Exercises and my answers
- What happens if you change the dropout probabilities for the first and second layers? In
particular, what happens if you switch the ones for both layers? Design an experiment to
answer these questions, describe your results quantitatively, and summarize the qualitative
takeaways.
- Nothing much changes based on the final accuracy to compare. I compared for 10 epochs but no significant difference.
- Increase the number of epochs and compare the results obtained when using dropout with
those when not using it.
- there is no significant difference in loss. I am getting comparative results in both. (I am wondering if my implementation is faulty)
- What is the variance of the activations in each hidden layer when dropout is and is not applied? Draw a plot to show how this quantity evolves over time for both models.
- What is meant by variance here do we just apply torch.var over the net.linear weight layers? this is the graph I came up with. after getting variance in forward propogation of hidden layers.
- Why is dropout not typically used at test time?
- Because we would like all the features weights to be useful and consequential to making the prediction.
- Using the model in this section as an example, compare the effects of using dropout and
weight decay. What happens when dropout and weight decay are used at the same time?
Are the results additive? Are there diminished returns (or worse)? Do they cancel each other
out?
- The returns are diminished when using both, compared to using them individually.
- What happens if we apply dropout to the individual weights of the weight matrix rather than
the activations?
- it is still training. But with some slight oscillation in loss. This is the forward implementation
def forward(self, X):
out = self.lin1(X.reshape(-1,784))
out = dropout_layer(out, self.dropout1)
out = self.relu(out)
out = self.lin2(out)
out = dropout_layer(out, self.dropout2)
out = self.relu(out)
out = self.lin3(out)
return out
- Invent another technique for injecting random noise at each layer that is different from the
standard dropout technique. Can you develop a method that outperforms dropout on the
Fashion-MNIST dataset (for a fixed architecture)?
- I propose to add noise after each hidden layer.
class net_epsilon(nn.Module):
def __init__(self, num_inputs=784, num_outputs=10, num_hidden1=256, num_hidden2=256, epsilon_m=0.02, epsilon_d=0.02):
super(net_epsilon, self).__init__()
self.lin1 = nn.Linear(num_inputs, num_hidden1)
self.lin2 = nn.Linear(num_hidden1, num_hidden2)
self.lin3 = nn.Linear(num_hidden2, num_outputs)
self.relu = nn.ReLU()
self.epsilon_m = epsilon_m
self.epsilon_d = epsilon_d
self.num_inputs = num_inputs
def forward(self, X):
out = self.relu(self.lin1(X.reshape(-1,self.num_inputs)))

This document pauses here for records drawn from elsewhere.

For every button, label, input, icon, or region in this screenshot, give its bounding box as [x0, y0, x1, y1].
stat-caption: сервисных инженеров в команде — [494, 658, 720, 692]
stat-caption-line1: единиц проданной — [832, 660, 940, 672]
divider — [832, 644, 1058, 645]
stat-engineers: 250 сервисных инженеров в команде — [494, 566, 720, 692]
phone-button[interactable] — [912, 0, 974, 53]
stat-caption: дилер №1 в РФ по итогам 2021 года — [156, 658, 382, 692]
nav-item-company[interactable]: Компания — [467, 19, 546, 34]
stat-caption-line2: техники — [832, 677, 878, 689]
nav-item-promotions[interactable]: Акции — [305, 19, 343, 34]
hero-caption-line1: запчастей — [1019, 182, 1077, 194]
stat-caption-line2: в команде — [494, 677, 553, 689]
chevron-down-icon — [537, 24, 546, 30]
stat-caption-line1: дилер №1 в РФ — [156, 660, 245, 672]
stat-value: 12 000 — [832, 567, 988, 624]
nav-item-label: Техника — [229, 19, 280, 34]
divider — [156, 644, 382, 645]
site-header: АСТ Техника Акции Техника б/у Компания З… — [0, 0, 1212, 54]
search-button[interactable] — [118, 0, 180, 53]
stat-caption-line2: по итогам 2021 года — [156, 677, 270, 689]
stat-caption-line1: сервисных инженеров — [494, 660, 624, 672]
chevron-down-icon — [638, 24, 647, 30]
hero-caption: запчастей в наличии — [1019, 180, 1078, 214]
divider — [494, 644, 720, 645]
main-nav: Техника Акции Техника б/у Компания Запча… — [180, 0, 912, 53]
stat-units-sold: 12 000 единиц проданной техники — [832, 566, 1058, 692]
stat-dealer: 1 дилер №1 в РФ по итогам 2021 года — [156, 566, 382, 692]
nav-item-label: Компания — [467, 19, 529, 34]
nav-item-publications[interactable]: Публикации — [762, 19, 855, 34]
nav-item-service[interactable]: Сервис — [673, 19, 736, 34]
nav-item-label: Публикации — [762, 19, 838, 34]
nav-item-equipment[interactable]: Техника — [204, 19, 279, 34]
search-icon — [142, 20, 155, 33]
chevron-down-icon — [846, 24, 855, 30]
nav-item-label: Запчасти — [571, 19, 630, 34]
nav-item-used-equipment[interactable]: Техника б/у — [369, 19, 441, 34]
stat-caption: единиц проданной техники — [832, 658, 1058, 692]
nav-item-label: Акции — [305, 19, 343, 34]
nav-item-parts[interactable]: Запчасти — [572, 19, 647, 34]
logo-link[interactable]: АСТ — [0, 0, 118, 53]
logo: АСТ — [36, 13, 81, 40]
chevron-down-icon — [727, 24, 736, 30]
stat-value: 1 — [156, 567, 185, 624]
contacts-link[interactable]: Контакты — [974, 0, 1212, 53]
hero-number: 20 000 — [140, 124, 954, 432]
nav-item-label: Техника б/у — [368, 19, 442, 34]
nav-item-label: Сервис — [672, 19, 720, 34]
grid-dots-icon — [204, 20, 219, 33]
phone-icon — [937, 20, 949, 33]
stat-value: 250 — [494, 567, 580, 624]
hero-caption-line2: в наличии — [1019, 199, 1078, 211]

out = out + torch.normal(self.epsilon_m, self.epsilon_d, (out.shape))
out = self.relu(self.lin2(X.reshape(-1, self.num_inputs)))
out = out + torch.normal(self.epsilon_m, self.epsilon_d, (out.shape))
out = self.lin3(out)
- the results are not that promising though. The thing is the model predict well the losses are so close that you cant really conclude anything.